Understanding back-running requires familiarity with core blockchain mechanics.

  • Mempool: The pool of pending transactions where searchers scout for opportunities.
  • Transaction Ordering: Determined by block builders/proposers. Back-runners must get their transaction ordered immediately after the target.
  • Gas Auction: Bots compete via priority gas auctions (PGAs), bidding up transaction fees to win the right to be the back-runner.
  • Simulation: Bots extensively simulate blockchain state to ensure their back-run transaction is profitable before submitting it.
BACK-RUNNING

Common Misconceptions

Back-running is often misunderstood as a malicious exploit, but it is a legitimate and essential mechanism for blockchain network operation. This section clarifies its technical function, distinguishes it from related concepts, and explains its role in the transaction lifecycle.

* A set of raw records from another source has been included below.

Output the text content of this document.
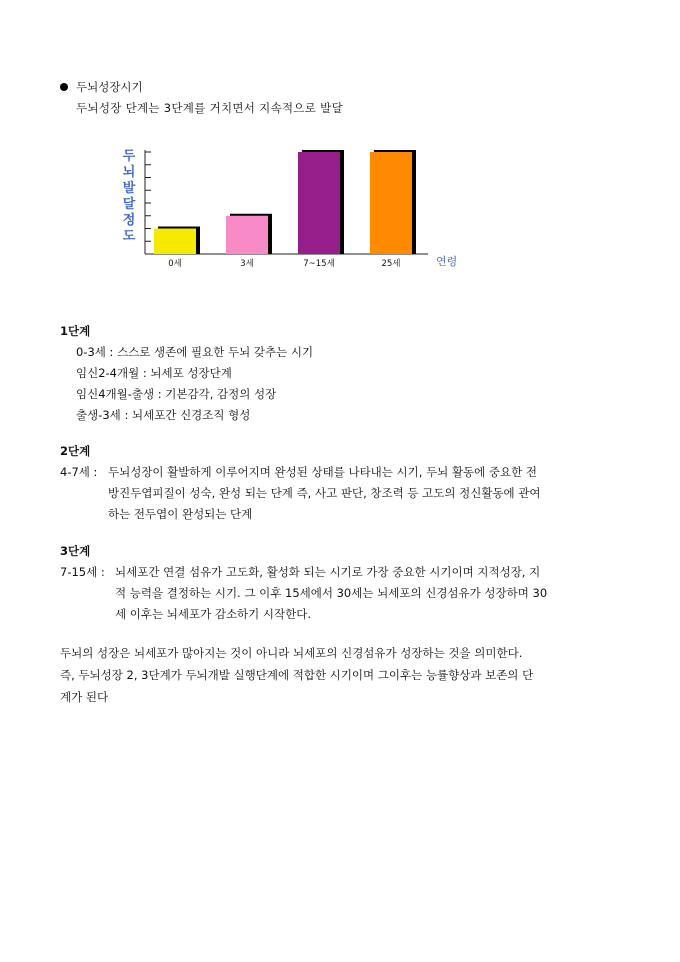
두뇌성장시기
두뇌성장 단계는 3단계를 거치면서 지속적으로 발달
두
뇌
발
달
정
도
0세	3세	7~15세	25세	연령
1단계
0-3세 : 스스로 생존에 필요한 두뇌 갖추는 시기
임신2-4개월 : 뇌세포 성장단계
임신4개월-출생 : 기본감각, 감정의 성장
출생-3세 : 뇌세포간 신경조직 형성
2단계
4-7세 : 두뇌성장이 활발하게 이루어지며 완성된 상태를 나타내는 시기, 두뇌 활동에 중요한 전
방진두엽피질이 성숙, 완성 되는 단계 즉, 사고 판단, 창조력 등 고도의 정신활동에 관여
하는 전두엽이 완성되는 단계
3단계
7-15세 : 뇌세포간 연결 섬유가 고도화, 활성화 되는 시기로 가장 중요한 시기이며 지적성장, 지
적 능력을 결정하는 시기. 그 이후 15세에서 30세는 뇌세포의 신경섬유가 성장하며 30
세 이후는 뇌세포가 감소하기 시작한다.
두뇌의 성장은 뇌세포가 많아지는 것이 아니라 뇌세포의 신경섬유가 성장하는 것을 의미한다.
즉, 두뇌성장 2, 3단계가 두뇌개발 실행단계에 적합한 시기이며 그이후는 능률향상과 보존의 단
계가 된다
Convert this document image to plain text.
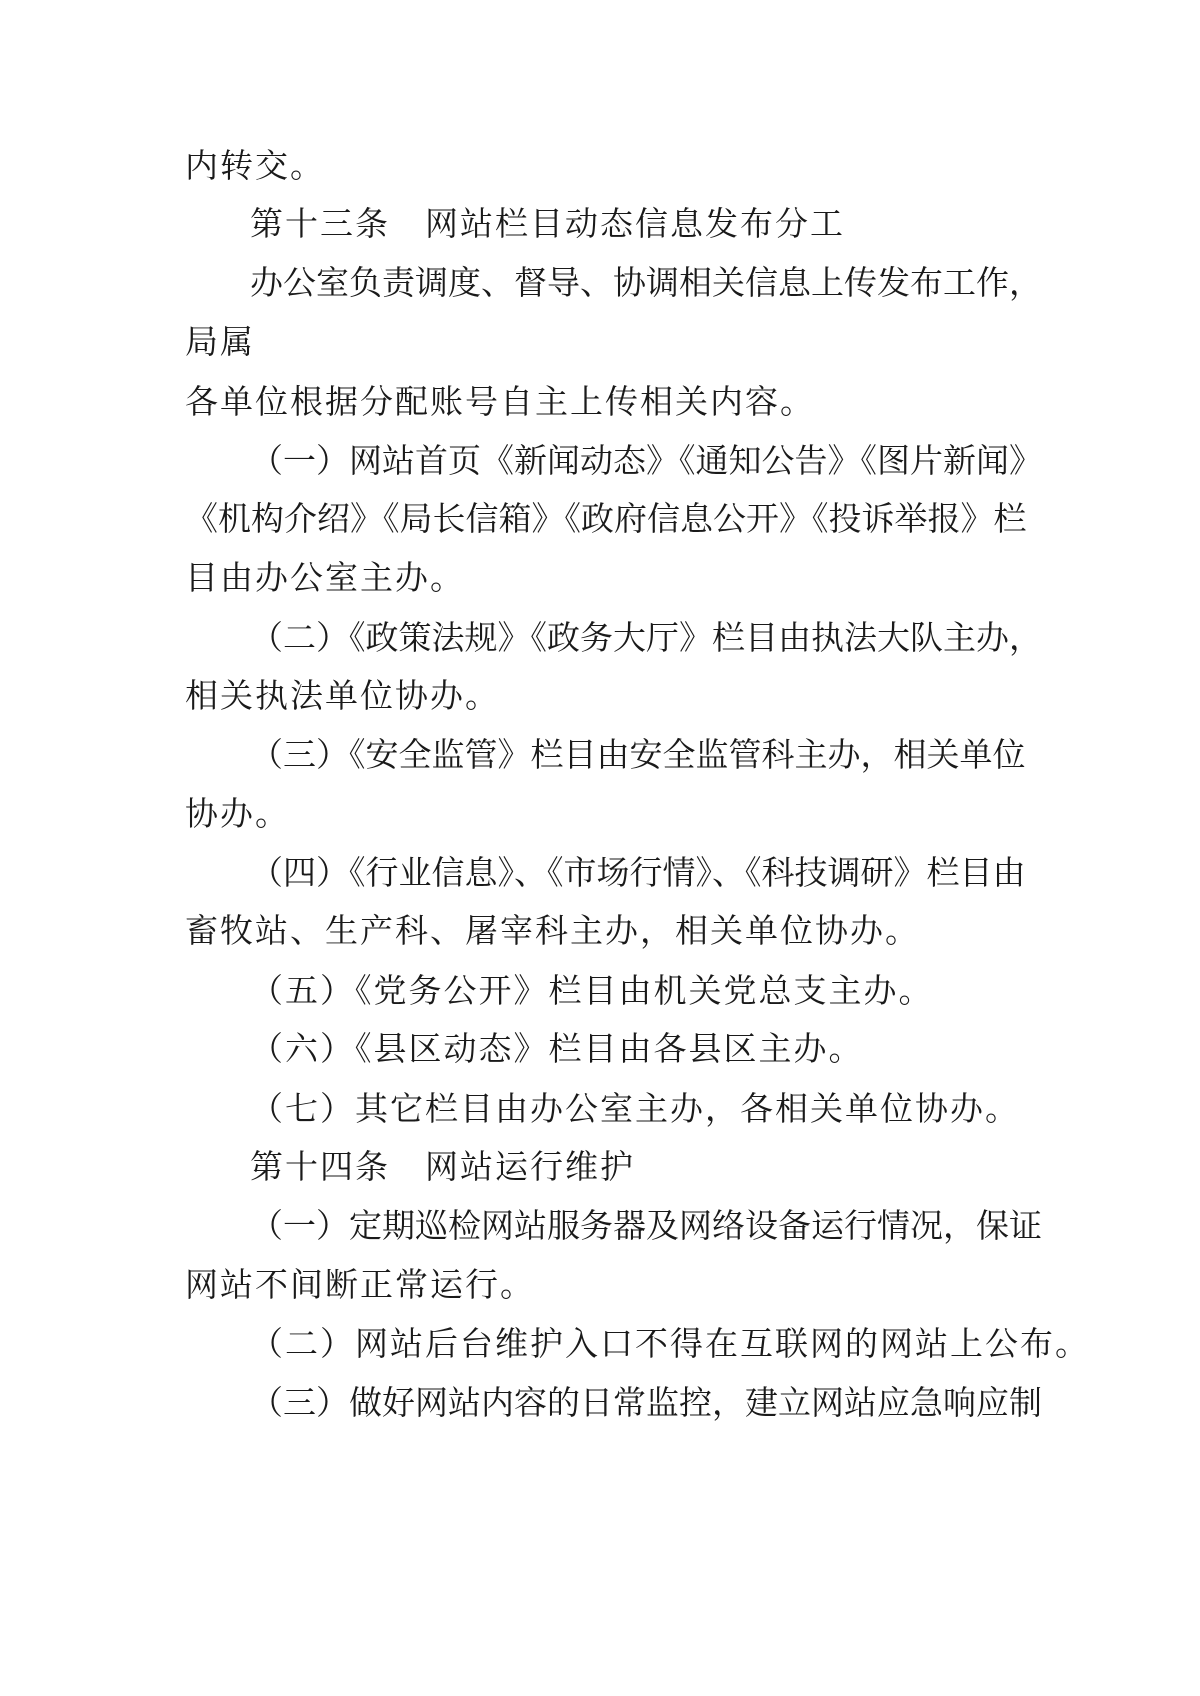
内转交。
第十三条　网站栏目动态信息发布分工
办公室负责调度、督导、协调相关信息上传发布工作，
局属
各单位根据分配账号自主上传相关内容。
（一）网站首页《新闻动态》《通知公告》《图片新闻》
《机构介绍》《局长信箱》《政府信息公开》《投诉举报》栏
目由办公室主办。
（二）《政策法规》《政务大厅》栏目由执法大队主办，
相关执法单位协办。
（三）《安全监管》栏目由安全监管科主办，相关单位
协办。
（四）《行业信息》、《市场行情》、《科技调研》栏目由
畜牧站、生产科、屠宰科主办，相关单位协办。
（五）《党务公开》栏目由机关党总支主办。
（六）《县区动态》栏目由各县区主办。
（七）其它栏目由办公室主办，各相关单位协办。
第十四条　网站运行维护
（一）定期巡检网站服务器及网络设备运行情况，保证
网站不间断正常运行。
（二）网站后台维护入口不得在互联网的网站上公布。
（三）做好网站内容的日常监控，建立网站应急响应制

Back-running is the process where a validator or block builder places a transaction in a block immediately after a specific target transaction, typically to capitalize on the state changes it creates. It works by observing a pending transaction in the mempool, calculating its outcome (e.g., a large trade on a DEX that moves an asset's price), and then submitting a new transaction with a higher gas fee to ensure it is included in the next block directly after the target. This is a core, permissionless function of public blockchains where transaction ordering is determined by fees and is not inherently malicious. For example, a searcher might back-run a successful arbitrage transaction to execute a similar trade and capture remaining profit.

BACK-RUNNING

Frequently Asked Questions (FAQ)

Back-running is a type of blockchain transaction ordering that exploits the visibility of pending transactions. These questions address its mechanics, impact, and relationship to other forms of Maximal Extractable Value (MEV).

Back-running is the act of placing a transaction immediately after a known pending transaction to profit from its execution. It works by observing a pending transaction in the mempool (e.g., a large DEX swap) and submitting a new transaction with a higher gas fee to ensure a validator includes it in the next block, directly following the target. For example, a back-runner might see a trade that will move the price of an asset and immediately place an arbitrage trade to capture the price difference created by the initial transaction.